Через некоторое время в магазин пришел Лкетинга. Увидев моего помощника, он набросился на него и спросил, что тот делает за прилавком. Мужчина объяснил, что Анна плохо себя чувствует и пошла домой. Мы продолжили работу, а мой муж сел в магазине и продолжал жевать мираа, что выводило меня из себя. Я отправила его к ветеринару, чтобы он спросил, не забивали ли сегодня козу, потому что я хотела приготовить вкусное блюдо из мяса и картофеля. Днем я собиралась закрыть магазин на перерыв, чтобы приготовить во второй комнате еду и помыться. Но Лкетинга и мой помощник хотели работать дальше. На своей новой плите я приготовила вкусное блюдо и наконец-то смогла спокойно поесть. Половину я оставила Лкетинге. На сытый желудок мне работалось гораздо легче.
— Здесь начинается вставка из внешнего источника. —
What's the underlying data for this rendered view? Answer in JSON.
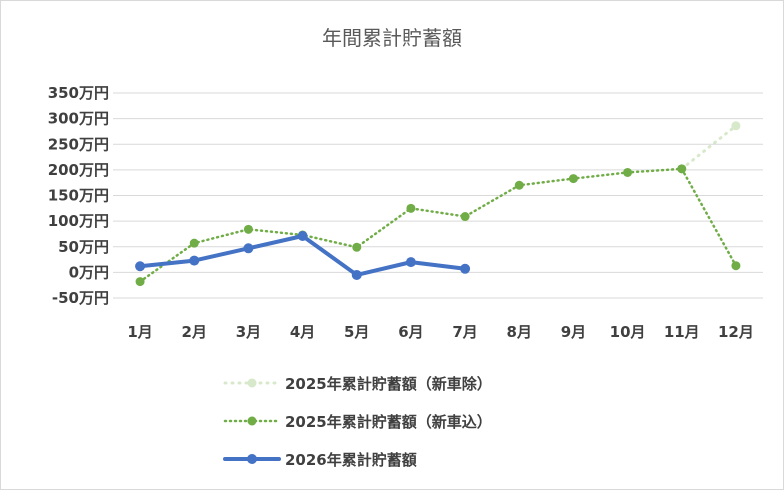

В начале восьмого мы вернулись домой. Раненый сидел в нашей хижине. Видимо, ему стало лучше. Но какой же в маньятте царил беспорядок! Повсюду валялись стебли мираа и пережеванные катышки. Возле очага стояла кастрюля с прилипшим к ней кукурузным варевом, повсюду были разбросаны остатки еды, которые облепили муравьи. Кроме того, в хижине жутко воняло, и от этого запаха у меня перехватило дыхание. Я вернулась домой с работы, и теперь должна убираться в хижине. Чтобы приготовить чай, мне пришлось скрести кастрюлю ногтями.